Employer Retirement Plan
In the investment world, it is important to remember if something sounds too good to be true, it probably is. One exception to this rule is if your employer offers to match contributions you make to your 401(k) or 403(b) plan. Every employer plan is different, but a typical matching situation is for every dollar you contribute, your employer will match 50% or 100% up to a certain limit.
As a general rule, if you have excess savings you should take full advantage of your employer match because it is a great way to jump start retirement savings and nowhere else can you receive a similar guaranteed return on your investment.
Expected Return on Investments
When you are trying to decide between making additional student loan payments or increasing retirement savings, you should compare the interest rate on your student loans to your expected rate of return on investments.

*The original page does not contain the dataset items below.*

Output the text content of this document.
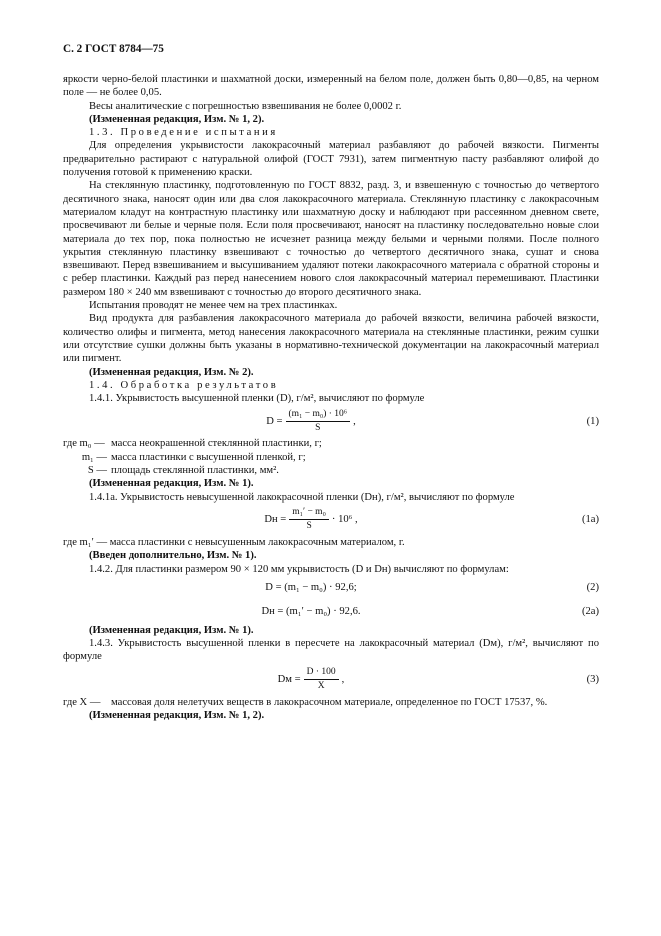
С. 2 ГОСТ 8784—75

яркости черно-белой пластинки и шахматной доски, измеренный на белом поле, должен быть 0,80—0,85, на черном поле — не более 0,05.

Весы аналитические с погрешностью взвешивания не более 0,0002 г.

(Измененная редакция, Изм. № 1, 2).

1.3. Проведение испытания

Для определения укрывистости лакокрасочный материал разбавляют до рабочей вязкости. Пигменты предварительно растирают с натуральной олифой (ГОСТ 7931), затем пигментную пасту разбавляют олифой до получения готовой к применению краски.

На стеклянную пластинку, подготовленную по ГОСТ 8832, разд. 3, и взвешенную с точностью до четвертого десятичного знака, наносят один или два слоя лакокрасочного материала. Стеклянную пластинку с лакокрасочным материалом кладут на контрастную пластинку или шахматную доску и наблюдают при рассеянном дневном свете, просвечивают ли белые и черные поля. Если поля просвечивают, наносят на пластинку последовательно новые слои материала до тех пор, пока полностью не исчезнет разница между белыми и черными полями. После полного укрытия стеклянную пластинку взвешивают с точностью до четвертого десятичного знака, сушат и снова взвешивают. Перед взвешиванием и высушиванием удаляют потеки лакокрасочного материала с обратной стороны и с ребер пластинки. Каждый раз перед нанесением нового слоя лакокрасочный материал перемешивают. Пластинки размером 180 × 240 мм взвешивают с точностью до второго десятичного знака.

Испытания проводят не менее чем на трех пластинках.

Вид продукта для разбавления лакокрасочного материала до рабочей вязкости, величина рабочей вязкости, количество олифы и пигмента, метод нанесения лакокрасочного материала на стеклянные пластинки, режим сушки или отсутствие сушки должны быть указаны в нормативно-технической документации на лакокрасочный материал или пигмент.

(Измененная редакция, Изм. № 2).

1.4. Обработка результатов

1.4.1. Укрывистость высушенной пленки (D), г/м², вычисляют по формуле

$D = \frac{\text{(m₁ − m₀) · 10⁶}}{S}$ ,	(1)
где m₀ — масса неокрашенной стеклянной пластинки, г;
m₁ — масса пластинки с высушенной пленкой, г;
S — площадь стеклянной пластинки, мм².

(Измененная редакция, Изм. № 1).

1.4.1а. Укрывистость невысушенной лакокрасочной пленки (Dн), г/м², вычисляют по формуле

Dн = $\frac{\text{m₁′ − m₀}}{S} \cdot 10^6$ ,	(1а)

где m₁′ — масса пластинки с невысушенным лакокрасочным материалом, г.

(Введен дополнительно, Изм. № 1).

1.4.2. Для пластинки размером 90 × 120 мм укрывистость (D и Dн) вычисляют по формулам:

D = (m₁ − m₀) · 92,6;	(2)
Dн = (m₁′ − m₀) · 92,6.	(2а)

(Измененная редакция, Изм. № 1).

1.4.3. Укрывистость высушенной пленки в пересчете на лакокрасочный материал (Dм), г/м², вычисляют по формуле

Dм = $\frac{D \cdot 100}{X}$ ,	(3)
где X — массовая доля нелетучих веществ в лакокрасочном материале, определенное по ГОСТ 17537, %.

(Измененная редакция, Изм. № 1, 2).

Think of your student loan payments as an investment. When you make additional payments, you are essentially earning a guaranteed return on your investment equal to the interest rate on the loan because you are reducing the amount of interest you will pay over the life of the loan. Unlike investments, there is no risk associated with paying down debt because the return on investment is guaranteed.
There is an up-front tax benefit associated with contributing to a 401(k) or 403(b) plan because it lowers your taxable income. Unlike deducting student loan interest, there is no income limitation on this tax deduction. Generally, the higher tax bracket you are in, the bigger up-front tax benefit you will receive.
There is also a potential tax benefit associated with making student loan payments but it comes with a few restrictions. When you pay your student loans, you may be eligible to deduct the interest portion of your payments (up to a limit of $2,500/year) which reduces your taxable income. However, in order to deduct student loan interest on your tax return, your income needs to be below a certain threshold (see IRS reference). From a tax standpoint, it is advantageous to start making student loan payments as soon as possible if your income is below the threshold.
The Bottom Line
There are many factors to consider when making a decision about how to allocate your savings between retirement savings and additional student loan payments. Some additional considerations are student loan forgiveness programs and changing your repayment plan. Because everybody’s financial situation is different, and many factors need to be taken into account, following generic advice is often not the best approach.
Before making significant financial decisions, you may want to consult with a Certified Financial Planner™. Similar to a lawyer, many fee-only financial planners work on an hourly basis and charge a flat hourly rate.